Während die Fallzahlen bei Autounfällen beispielsweise merklich zurückgingen, sei die Zahl an Verbrühungen bei kleinen Kindern seit Jahren konstant. Laut Paulinchen e.V., der Initiative für brandverletzte Kinder, müssen allein in Deutschland mehr als 30.000 Kinder unter 15 Jahren mit Verbrennungen und Verbrühungen ärztlich versorgt werden. Die Zahl der Kinderunfälle insgesamt wird laut Bundesgesundheitsministerium auf mindestens 1,88 Millionen geschätzt.

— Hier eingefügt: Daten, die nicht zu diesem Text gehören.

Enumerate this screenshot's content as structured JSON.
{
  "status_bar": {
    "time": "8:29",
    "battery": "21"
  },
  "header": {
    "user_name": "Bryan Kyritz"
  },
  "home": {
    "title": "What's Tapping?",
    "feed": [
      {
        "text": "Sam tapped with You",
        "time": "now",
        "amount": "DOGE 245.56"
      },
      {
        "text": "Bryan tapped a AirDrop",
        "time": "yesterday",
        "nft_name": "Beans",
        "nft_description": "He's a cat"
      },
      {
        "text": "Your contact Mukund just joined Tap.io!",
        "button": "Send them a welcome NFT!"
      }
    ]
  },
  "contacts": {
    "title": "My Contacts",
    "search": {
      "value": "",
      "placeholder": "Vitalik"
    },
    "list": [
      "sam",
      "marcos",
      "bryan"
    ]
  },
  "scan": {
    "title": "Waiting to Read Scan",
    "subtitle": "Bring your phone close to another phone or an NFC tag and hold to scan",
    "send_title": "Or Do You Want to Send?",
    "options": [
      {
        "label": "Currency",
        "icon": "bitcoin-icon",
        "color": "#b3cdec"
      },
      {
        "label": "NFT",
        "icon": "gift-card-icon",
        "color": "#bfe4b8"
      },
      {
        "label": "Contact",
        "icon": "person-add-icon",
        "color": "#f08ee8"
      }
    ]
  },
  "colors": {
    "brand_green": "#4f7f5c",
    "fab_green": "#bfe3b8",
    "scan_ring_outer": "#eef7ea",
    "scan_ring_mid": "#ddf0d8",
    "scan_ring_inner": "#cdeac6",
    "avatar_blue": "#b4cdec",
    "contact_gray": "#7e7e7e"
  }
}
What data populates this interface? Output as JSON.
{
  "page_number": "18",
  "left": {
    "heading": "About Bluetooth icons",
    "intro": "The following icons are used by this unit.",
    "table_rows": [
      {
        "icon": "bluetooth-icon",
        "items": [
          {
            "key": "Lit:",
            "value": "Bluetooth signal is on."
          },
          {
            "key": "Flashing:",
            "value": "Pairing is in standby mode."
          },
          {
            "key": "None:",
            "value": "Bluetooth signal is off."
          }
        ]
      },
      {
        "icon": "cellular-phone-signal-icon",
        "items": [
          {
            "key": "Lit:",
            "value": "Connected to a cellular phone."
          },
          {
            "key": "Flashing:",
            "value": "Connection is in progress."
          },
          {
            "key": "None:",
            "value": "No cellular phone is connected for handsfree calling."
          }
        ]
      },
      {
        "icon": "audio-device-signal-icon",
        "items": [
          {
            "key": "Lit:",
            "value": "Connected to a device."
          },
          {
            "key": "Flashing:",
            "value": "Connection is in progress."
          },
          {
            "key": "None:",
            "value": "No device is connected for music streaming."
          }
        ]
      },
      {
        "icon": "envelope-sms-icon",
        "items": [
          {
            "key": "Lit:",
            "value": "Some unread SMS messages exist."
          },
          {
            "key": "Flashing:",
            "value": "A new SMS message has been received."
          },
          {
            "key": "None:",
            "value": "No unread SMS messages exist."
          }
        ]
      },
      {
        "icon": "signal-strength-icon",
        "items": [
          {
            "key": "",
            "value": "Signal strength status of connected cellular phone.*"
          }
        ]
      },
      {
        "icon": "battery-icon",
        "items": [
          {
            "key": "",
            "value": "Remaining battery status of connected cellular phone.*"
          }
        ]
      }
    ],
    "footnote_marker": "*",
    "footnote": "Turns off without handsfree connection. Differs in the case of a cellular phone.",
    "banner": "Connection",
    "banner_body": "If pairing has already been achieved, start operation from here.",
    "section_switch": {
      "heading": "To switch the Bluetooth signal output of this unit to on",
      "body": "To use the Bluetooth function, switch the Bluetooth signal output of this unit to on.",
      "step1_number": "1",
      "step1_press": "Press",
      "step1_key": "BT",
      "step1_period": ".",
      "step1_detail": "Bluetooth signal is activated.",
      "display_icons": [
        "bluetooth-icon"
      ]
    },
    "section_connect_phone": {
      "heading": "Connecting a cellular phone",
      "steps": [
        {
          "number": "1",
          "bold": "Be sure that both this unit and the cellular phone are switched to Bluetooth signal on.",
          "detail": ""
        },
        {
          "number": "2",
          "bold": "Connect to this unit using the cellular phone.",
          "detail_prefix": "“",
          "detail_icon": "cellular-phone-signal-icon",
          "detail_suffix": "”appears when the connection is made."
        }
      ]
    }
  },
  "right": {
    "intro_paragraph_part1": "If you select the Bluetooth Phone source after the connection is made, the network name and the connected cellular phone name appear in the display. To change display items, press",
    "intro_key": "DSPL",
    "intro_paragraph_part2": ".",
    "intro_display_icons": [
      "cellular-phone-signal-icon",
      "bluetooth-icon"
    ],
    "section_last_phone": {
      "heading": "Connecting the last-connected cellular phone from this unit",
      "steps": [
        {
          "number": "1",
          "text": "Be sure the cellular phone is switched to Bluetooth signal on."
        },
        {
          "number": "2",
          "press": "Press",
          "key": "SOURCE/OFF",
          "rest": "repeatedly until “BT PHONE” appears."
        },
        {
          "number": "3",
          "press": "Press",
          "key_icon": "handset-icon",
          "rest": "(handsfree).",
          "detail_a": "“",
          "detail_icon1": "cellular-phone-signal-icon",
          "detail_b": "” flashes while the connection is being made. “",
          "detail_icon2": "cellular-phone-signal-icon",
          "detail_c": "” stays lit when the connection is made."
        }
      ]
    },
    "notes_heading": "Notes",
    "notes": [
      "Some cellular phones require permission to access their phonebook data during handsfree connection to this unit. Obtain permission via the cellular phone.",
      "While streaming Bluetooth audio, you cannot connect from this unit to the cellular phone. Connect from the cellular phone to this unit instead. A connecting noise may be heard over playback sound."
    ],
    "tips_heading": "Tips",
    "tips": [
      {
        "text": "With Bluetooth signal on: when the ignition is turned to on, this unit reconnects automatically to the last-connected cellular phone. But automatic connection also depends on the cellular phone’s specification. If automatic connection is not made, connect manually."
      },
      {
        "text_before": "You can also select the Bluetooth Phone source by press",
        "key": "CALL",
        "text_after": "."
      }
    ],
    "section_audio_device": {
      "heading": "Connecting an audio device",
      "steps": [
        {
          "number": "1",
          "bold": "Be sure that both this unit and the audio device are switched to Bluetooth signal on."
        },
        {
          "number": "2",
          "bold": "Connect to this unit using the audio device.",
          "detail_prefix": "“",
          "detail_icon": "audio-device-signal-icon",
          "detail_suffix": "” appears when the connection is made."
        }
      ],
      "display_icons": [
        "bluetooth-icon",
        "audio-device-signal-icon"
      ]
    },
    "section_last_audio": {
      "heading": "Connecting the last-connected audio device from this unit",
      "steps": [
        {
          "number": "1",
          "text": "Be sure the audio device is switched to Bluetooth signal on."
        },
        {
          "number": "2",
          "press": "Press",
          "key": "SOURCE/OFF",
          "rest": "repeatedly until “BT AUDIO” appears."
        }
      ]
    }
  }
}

Verbrennungen für Kinder sehr gefährlich
Verbrennungen und Verbrühungen gehören auch am Süd-Klinikum Nürnberg zu den häufigsten Notfällen bei kleinen Kindern. Etwa 200 Fälle behandeln die Experten des Zentrums für Schwerbrandverletzte pro Jahr. "Die Kinderhaut ist sehr dünn", erklärt Chefarzt Karl Bodenschatz. Schon relativ niedrige Temperaturen knapp über 50 Grad würden ausreichen, um die Haut zu schädigen. "Das wäre beim Erwachsenen noch unbedenklich. Wenn da mal Tee über die Hand läuft, bekommt man noch keine Brandblase." Beim Kind sei das anders. Da entstünden schon Brandblasen bei Flüssigkeiten, an die man gar nicht denke. Zudem genügten bei Kindern schon kleine Flüssigkeitsmengen, um große Hautflächen zu verletzten, sagt Bodenschatz.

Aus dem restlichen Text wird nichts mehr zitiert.